We aren’t present—we’re projecting our past and our fears onto the people we date. For example, if you grew up with a critical father, then when your spouse says something to you like, “I love your cooking but I don’t prefer this dish.” Or “Are you wearing that shirt tonight?” you may take it as a criticism and react without perspective. If your spouse doesn’t like your shirt or a particular dish, does that mean he or she doesn’t love you?
Here are 5 ways to clear up old trust issues so you can show up open and ready for a trustworthy partner:
- Take responsibility for your own experience. That includes telling the truth and owning the fact that what’s triggering you “out there” isn’t really the issue. Take responsibility for your internal responses and your reactions.
- Know that the past doesn’t equal the future. Instead of feeling ashamed about some of your dating choices in the past, remember that you’re different now, your life is different now, and this person in front of you isn’t the same person who hurt you all those years back. Your future doesn’t have to follow suit—in fact, when you’re awake and aware, it won’t!

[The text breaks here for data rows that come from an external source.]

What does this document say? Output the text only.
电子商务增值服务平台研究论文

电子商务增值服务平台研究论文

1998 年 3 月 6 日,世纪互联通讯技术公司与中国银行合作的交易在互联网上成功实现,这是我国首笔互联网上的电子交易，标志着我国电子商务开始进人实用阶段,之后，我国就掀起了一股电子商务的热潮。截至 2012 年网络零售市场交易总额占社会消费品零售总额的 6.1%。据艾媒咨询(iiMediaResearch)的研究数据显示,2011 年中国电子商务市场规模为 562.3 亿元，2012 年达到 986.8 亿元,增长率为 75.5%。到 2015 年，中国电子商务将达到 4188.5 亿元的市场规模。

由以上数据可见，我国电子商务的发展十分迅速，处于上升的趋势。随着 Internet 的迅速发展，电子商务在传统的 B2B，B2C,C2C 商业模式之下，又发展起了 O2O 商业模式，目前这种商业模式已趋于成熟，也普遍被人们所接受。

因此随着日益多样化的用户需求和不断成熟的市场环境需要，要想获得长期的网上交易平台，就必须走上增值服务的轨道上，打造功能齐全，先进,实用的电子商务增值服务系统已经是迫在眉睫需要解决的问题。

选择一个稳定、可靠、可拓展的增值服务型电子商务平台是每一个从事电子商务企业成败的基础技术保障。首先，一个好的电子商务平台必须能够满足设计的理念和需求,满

- Remember that feelings aren’t facts. Only facts are facts. While we always need to tune in and honor our feelings, we can’t always rely on our feelings to tell us the absolute truth about a situation. For example, feeling criticized doesn’t always mean that your partner actually criticized you.
- Get clear about when your past is running the show. Sometimes the dynamic with a partner begins to feel eerily familiar, as though you’re dating someone who is just like your mother or your father. When you feel those old familiar patterns and reactions coming up, acknowledge that you’re reacting out of a past pattern, and instead, make a conscious choice to look at the facts and reframe your experience to bring you back into the present.
- If you’re feeling triggered by someone you’re dating, thank them. Yes, you read that right. When you get the urge to pull away, or when you start to feel anxious and fearful, that’s a clue for you that there’s probably a trust issue just waiting to be acknowledged and cleared. Without your partner triggering those issues, they’d never come to the forefront where you can see them and heal them! They’d stay hidden, where they can sneakily run the show. So yes, even if you don’t thank your partner out loud, be grateful for what you’re learning about yourself.
The truth isn’t out there. It’s in here.
In Joel’s case, he got to see that it had nothing to do with the women he dated. His fears prevented any woman from being right. He got to see that he was actually avoidant and emotionally unavailable. He opened his eyes and took responsibility for the truth: his fear of being smothered or losing his independence came from growing up with a controlling mother—not from the women he was dating.
Ariella got to see that her fears of abandonment happened when she was a very young girl, and this was affecting her present. When she got complete from the past and realized that she’s no longer a child living in a war zone and could create any future she wanted, she began to open up in a really beautiful and vulnerable way.
When you take full responsibility for your experience and start to notice where your own fear is sabotaging you, you can finally show up as the real you and clear the inner space for love to thrive—without the barriers of protection keeping you from living full out!
Does it take courage? Heck, yeah!
But remember: the past doesn’t equal the future. On the other side of fear is the love and life you dream of.